Exploring a symbiotic relationship with beavers is still a new but growing practice that has not been without challenges. Coffman says, “Since that situation years ago, we got beavers back creating messes: damming up ditches, plugging up headgates. But we’re trying to approach it a lot differently now.” Rather than treating beavers like nuisances, his management approach centers around the balanced relationship between beavers and stewards. Like Clancy, he is installing beaver dam analogs throughout streams on the ranch—a project that started with five and expanded to over forty structures. Though there are headgates and irrigation ditches where damming is undesirable, Coffman still allows beavers to exist under his watchful eye. After all, early dams can be dug out and individuals relocated—but beavers’ effectiveness in retaining water and restoring floodplains cannot be replicated.

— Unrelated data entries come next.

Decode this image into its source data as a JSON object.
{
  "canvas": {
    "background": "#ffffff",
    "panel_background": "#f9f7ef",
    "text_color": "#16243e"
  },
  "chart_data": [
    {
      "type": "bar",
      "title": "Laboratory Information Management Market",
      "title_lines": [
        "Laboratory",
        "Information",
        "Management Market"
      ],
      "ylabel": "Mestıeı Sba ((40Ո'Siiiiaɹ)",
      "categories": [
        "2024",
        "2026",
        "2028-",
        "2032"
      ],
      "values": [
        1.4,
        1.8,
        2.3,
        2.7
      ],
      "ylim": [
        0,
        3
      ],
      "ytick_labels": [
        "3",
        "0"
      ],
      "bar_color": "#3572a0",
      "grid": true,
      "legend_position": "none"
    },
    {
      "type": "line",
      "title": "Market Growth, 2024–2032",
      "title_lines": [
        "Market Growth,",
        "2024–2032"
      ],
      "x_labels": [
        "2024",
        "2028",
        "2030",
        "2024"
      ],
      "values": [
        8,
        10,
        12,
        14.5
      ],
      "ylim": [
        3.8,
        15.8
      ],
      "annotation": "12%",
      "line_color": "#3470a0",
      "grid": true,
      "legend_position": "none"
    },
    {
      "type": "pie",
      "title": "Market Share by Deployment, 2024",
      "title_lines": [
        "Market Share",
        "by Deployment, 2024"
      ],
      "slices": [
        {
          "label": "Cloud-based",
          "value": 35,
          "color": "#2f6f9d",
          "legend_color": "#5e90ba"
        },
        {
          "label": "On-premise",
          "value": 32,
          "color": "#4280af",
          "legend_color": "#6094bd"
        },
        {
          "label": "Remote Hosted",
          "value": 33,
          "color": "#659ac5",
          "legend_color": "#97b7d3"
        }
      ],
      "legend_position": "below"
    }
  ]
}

Beavers may not be the ultimate clean-cut solution for our water resource problems. Messy, multi-faceted tools, they challenge the modern concept of controlling water. But researchers and land managers alike have found that nurturing an alliance with beavers, adapting to their activities, and integrating science with natural processes—the way Indigenous peoples have—can help build resiliency in the face of dynamic environmental challenges.

 

Tesia Lin is a master’s student at the University of Wyoming characterizing pathogens in bighorn sheep pneumonia. She hopes to pursue a career which encourages interdisciplinary and intercultural research at the forefront of ecology and conservation. This story was supported by a grant through Wyoming EPSCoR and the National Science Foundation. 

3 Comments

  1. Jack A Berger

    This is an interesting article about beaver and their use of dams to change the flow of streams. It is true that beaver dams slow the water, store the sediment and raise the water table. However, it is important to recognize that a beaver dam has a life cycle. Every beaver dam is going to fail at some point. There will be cut banks where sediment was stored and the bank storage is released down stream which causes the vegetation to change back to less water tolerant varieties like it was previous to the beaver dam being built. Thus, the life cycle of the beaver dam is complete. I have many pictures documenting this.
    It is hard to tell from the pictures in the article, showing the degraded stream, but it is very likely this was caused by beaver dams failing. Portions of some of the old dams sod in from the sediment and high water table and are very hard to recognize. Again, I have photo documentation of this.
    Dr. Quentin Skinner, Professor Emeritus at the University of Wyoming is the one that made me realize that there is a life cycle to beaver dams. He pointed out that many people like to talk about stream slowing and water storage of a beaver dam, without acknowledging “the rest of the story.”
    Dr. Skinner and others authored a book, “Wyoming Watersheds and Riparian Zones” that explains more about the function of beaver dams. From building of the dam and storage of water and sediment to the failing of the dams and the scar that exists until a new dam is built in the future.
    Beaver dam analogs are mentioned in the article. As far as I know they are new enough that nobody probably knows how they will fail, but they will at some point. I doubt they will blow out in the center like so many of my pictures of beaver dam failures. I would guess that once it is full of sediment the water will either cut around one end of it or the water spilling over it will create a head cut behind the structure allowing it to fail.
    I believe that beaver definitely have a place in the ecosystem and have many benefits for a stream system. I just want people to recognize it is not all water slowing, water and sediment storage, and lush vegetation.